Tagging along in more ways than one is Mark, Saskia’s overlooked fiancé, a well-intentioned blockhead adored by their mother and a regular hospital visitor as she was dying.
Fabian Bevan plays Mark, the annoying chump with a heart of gold, with energy and a boy-who-never-grew-up charm, and it is a slip of the writing rather than of the performance that his relationship with the pragmatic Saskia is disappointingly implausible.
Sara is played by Florence Lace-Evans who wrote the play and whose female-led theatre Lace-Evans Productions produces this short London run.

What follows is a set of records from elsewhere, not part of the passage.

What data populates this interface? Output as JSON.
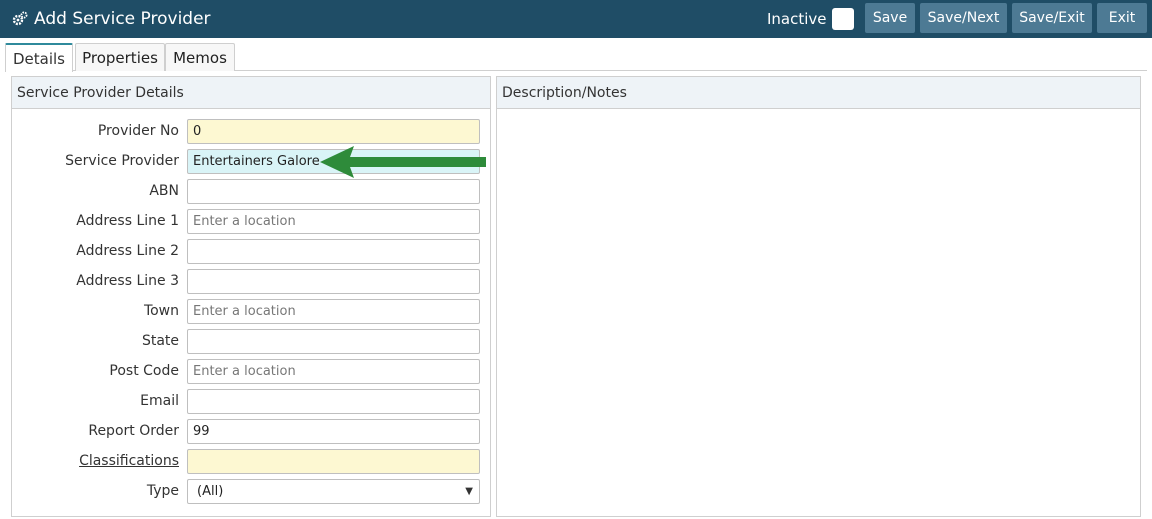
{
  "header": {
    "title": "Add Service Provider",
    "inactive_label": "Inactive",
    "buttons": {
      "save": "Save",
      "save_next": "Save/Next",
      "save_exit": "Save/Exit",
      "exit": "Exit"
    },
    "colors": {
      "bar": "#1f4d66",
      "button": "#4d7a94"
    }
  },
  "tabs": [
    {
      "label": "Details",
      "active": true
    },
    {
      "label": "Properties",
      "active": false
    },
    {
      "label": "Memos",
      "active": false
    }
  ],
  "details_panel": {
    "heading": "Service Provider Details",
    "fields": {
      "provider_no": {
        "label": "Provider No",
        "value": "0"
      },
      "service_provider": {
        "label": "Service Provider",
        "value": "Entertainers Galore"
      },
      "abn": {
        "label": "ABN",
        "value": ""
      },
      "address_line_1": {
        "label": "Address Line 1",
        "placeholder": "Enter a location"
      },
      "address_line_2": {
        "label": "Address Line 2",
        "value": ""
      },
      "address_line_3": {
        "label": "Address Line 3",
        "value": ""
      },
      "town": {
        "label": "Town",
        "placeholder": "Enter a location"
      },
      "state": {
        "label": "State",
        "value": ""
      },
      "post_code": {
        "label": "Post Code",
        "placeholder": "Enter a location"
      },
      "email": {
        "label": "Email",
        "value": ""
      },
      "report_order": {
        "label": "Report Order",
        "value": "99"
      },
      "classifications": {
        "label": "Classifications",
        "value": ""
      },
      "type": {
        "label": "Type",
        "value": "(All)"
      }
    }
  },
  "notes_panel": {
    "heading": "Description/Notes"
  },
  "annotation": {
    "arrow_color": "#2e8b3a",
    "icon": "gears-icon"
  }
}
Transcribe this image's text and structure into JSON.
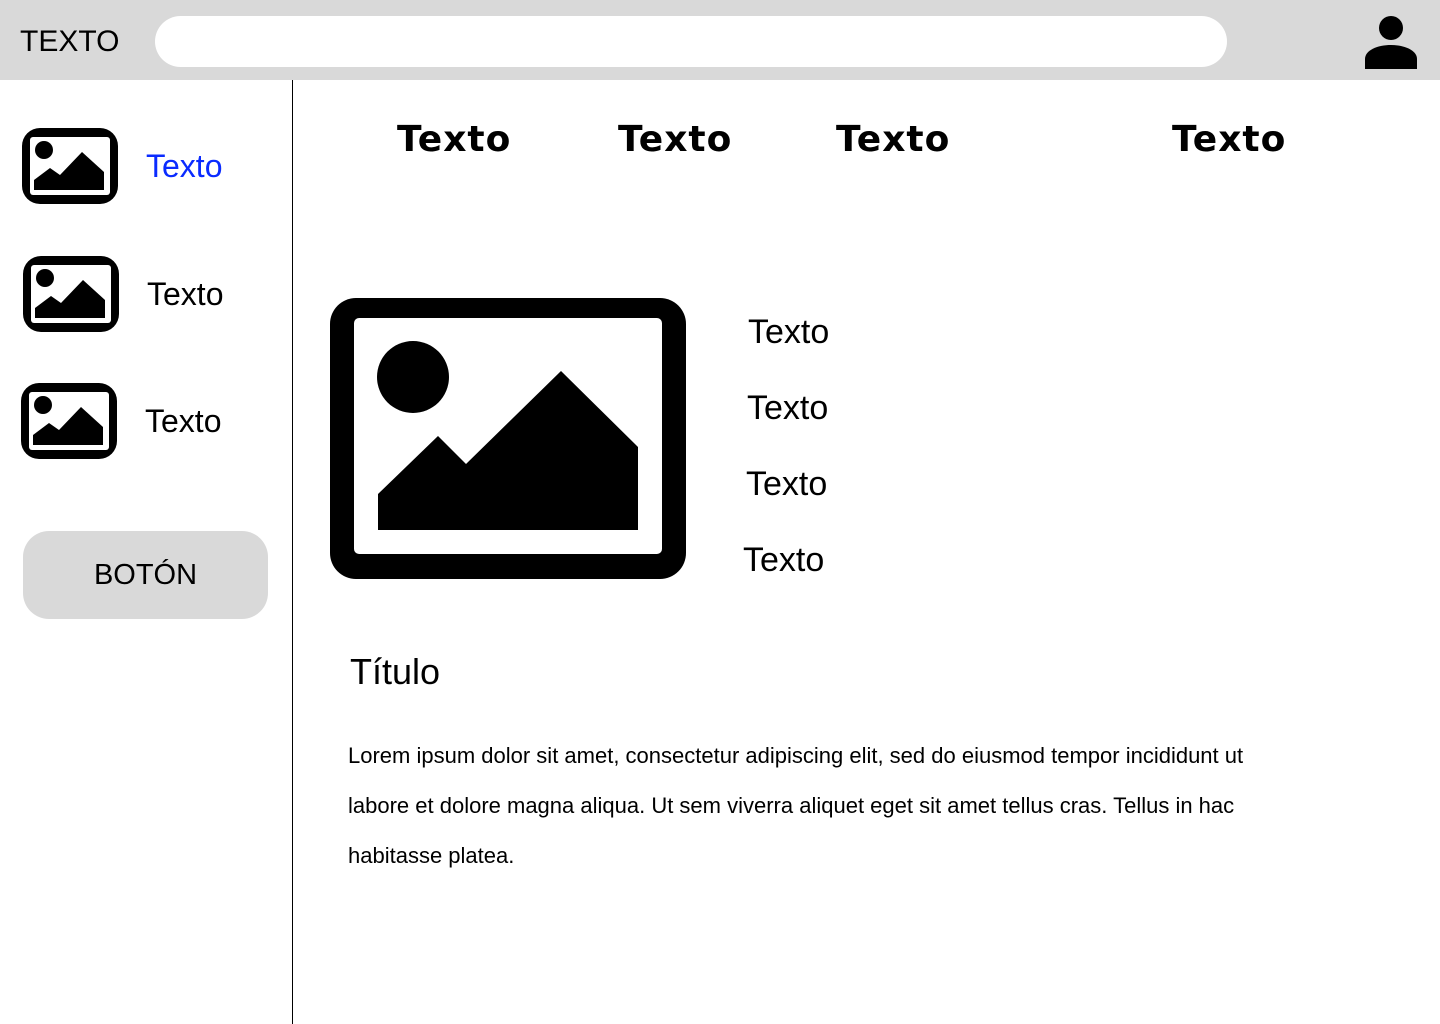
{
  "header": {
    "title": "TEXTO",
    "search_placeholder": "",
    "avatar_icon": "user-avatar-icon"
  },
  "sidebar": {
    "items": [
      {
        "label": "Texto",
        "icon": "image-icon",
        "active": true,
        "color": "#0a2bff"
      },
      {
        "label": "Texto",
        "icon": "image-icon",
        "active": false
      },
      {
        "label": "Texto",
        "icon": "image-icon",
        "active": false
      }
    ],
    "button_label": "BOTÓN"
  },
  "tabs": [
    {
      "label": "Texto"
    },
    {
      "label": "Texto"
    },
    {
      "label": "Texto"
    },
    {
      "label": "Texto"
    }
  ],
  "main": {
    "hero_icon": "image-icon",
    "info_lines": [
      "Texto",
      "Texto",
      "Texto",
      "Texto"
    ],
    "section_title": "Título",
    "body_text": "Lorem ipsum dolor sit amet, consectetur adipiscing elit, sed do eiusmod tempor incididunt ut labore et dolore magna aliqua. Ut sem viverra aliquet eget sit amet tellus cras. Tellus in hac habitasse platea."
  },
  "colors": {
    "header_bg": "#d9d9d9",
    "button_bg": "#d9d9d9",
    "active_link": "#0a2bff"
  }
}
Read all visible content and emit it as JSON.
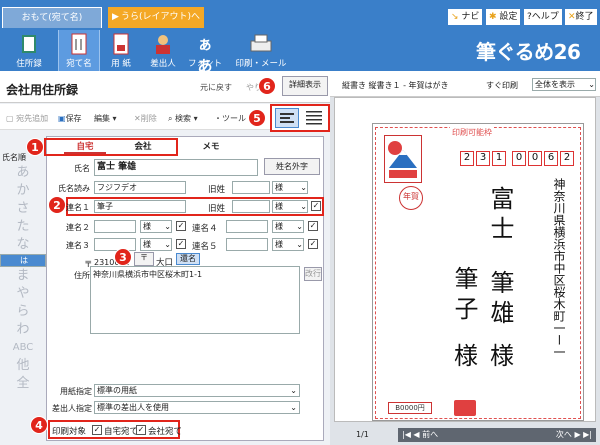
{
  "top_tabs": {
    "omote": "おもて(宛て名)",
    "ura": "うら(レイアウト)へ切替",
    "ura_arrow": "▶"
  },
  "top_links": {
    "navi": "ナビ",
    "settings": "設定",
    "help": "?ヘルプ",
    "exit": "終了"
  },
  "tools": {
    "address_book": "住所録",
    "recipient": "宛て名",
    "paper": "用 紙",
    "sender": "差出人",
    "font": "フォント",
    "font_glyph": "ぁあ",
    "print_mail": "印刷・メール"
  },
  "brand": "筆ぐるめ26",
  "page": {
    "title": "会社用住所録",
    "back": "元に戻す",
    "redo": "やり直",
    "detail_button": "詳細表示"
  },
  "actions": {
    "add": "宛先追加",
    "save": "保存",
    "edit": "編集",
    "delete": "削除",
    "search": "検索",
    "tool": "ツール"
  },
  "callouts": {
    "c1": "1",
    "c2": "2",
    "c3": "3",
    "c4": "4",
    "c5": "5",
    "c6": "6"
  },
  "index": {
    "label": "氏名順",
    "rows": [
      "あ",
      "か",
      "さ",
      "た",
      "な",
      "は",
      "ま",
      "や",
      "ら",
      "わ",
      "ABC",
      "他",
      "全"
    ],
    "selected": 5
  },
  "form_tabs": {
    "home": "自宅",
    "company": "会社",
    "memo": "メモ"
  },
  "fields": {
    "name_label": "氏名",
    "name_value": "富士 筆雄",
    "gaiji_button": "姓名外字",
    "yomi_label": "氏名読み",
    "yomi_value": "フジフデオ",
    "kyusei_label": "旧姓",
    "honorific": "様",
    "renmei1_label": "連名１",
    "renmei1_value": "筆子",
    "kyusei2_label": "旧姓",
    "honorific2": "様",
    "renmei2_label": "連名２",
    "renmei3_label": "連名３",
    "renmei4_label": "連名４",
    "renmei5_label": "連名５",
    "honorific_2": "様",
    "honorific_3": "様",
    "honorific_4": "様",
    "honorific_5": "様",
    "zip_label": "〒",
    "zip_value": "2310062",
    "zip_button": "〒",
    "oguchi_button": "大口",
    "rename_button": "還名",
    "address_label": "住所",
    "address_value": "神奈川県横浜市中区桜木町1-1",
    "linebreak_button": "改行",
    "paper_label": "用紙指定",
    "paper_value": "標準の用紙",
    "sender_label": "差出人指定",
    "sender_value": "標準の差出人を使用",
    "print_target_label": "印刷対象",
    "home_address": "自宅宛て",
    "company_address": "会社宛て"
  },
  "preview": {
    "header": "縦書き 縦書き１ - 年賀はがき",
    "quick_print": "すぐ印刷",
    "show_all": "全体を表示",
    "printable": "印刷可能枠",
    "zip": [
      "2",
      "3",
      "1",
      "0",
      "0",
      "6",
      "2"
    ],
    "address_col": "神奈川県横浜市中区桜木町一ー一",
    "name1": "富士",
    "name2": "筆雄",
    "honor1": "様",
    "name3": "筆子",
    "honor2": "様",
    "stamp_text": "年賀",
    "value_text": "B0000円",
    "page": "1/1",
    "prev": "前へ",
    "next": "次へ"
  },
  "colors": {
    "accent": "#3a7fc9",
    "callout": "#e1251b",
    "orange": "#f4a825"
  }
}
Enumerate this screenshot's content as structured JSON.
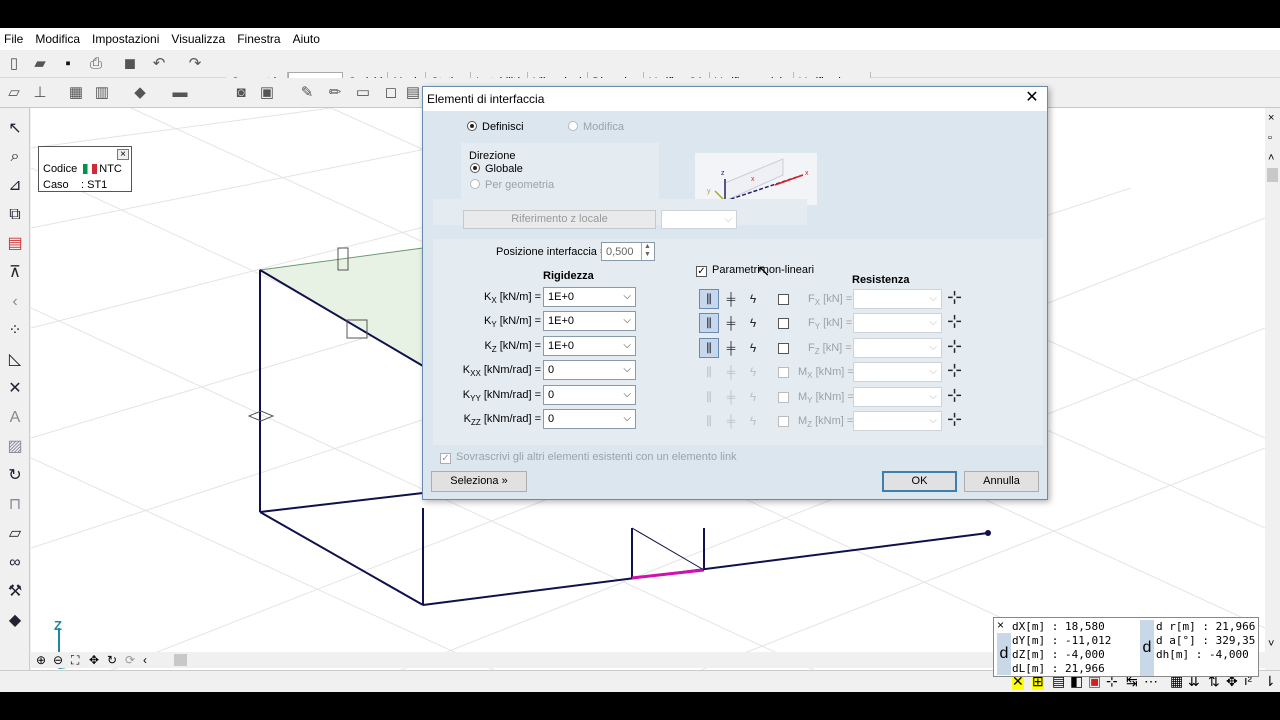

She has written herself a great part in which she is engagingly confident, and in this writing debut she delivers a moving and thoughtful portrayal of the sisters’ grief.
Her play is also very funny in parts with some strong comic lines, but its contriving is often too apparent, with Clare Harner’s funeral poem ("Do not stand at my grave…") a saccharine-lined maudlin-fest, and Mark gets in the way, relinquished to a character in search of a purpose.
Eleanor Griffiths plays Saskia with a sincerity that at times elevates the text beyond its merit, and although director Fran Davies-Cáceres keeps the pace up, it is hard to avoid glimpses of the cogs turning.
Some finessing is needed here, but Lace-Evans’s first play is a seesaw ride of comedy and heartache still worth the taking.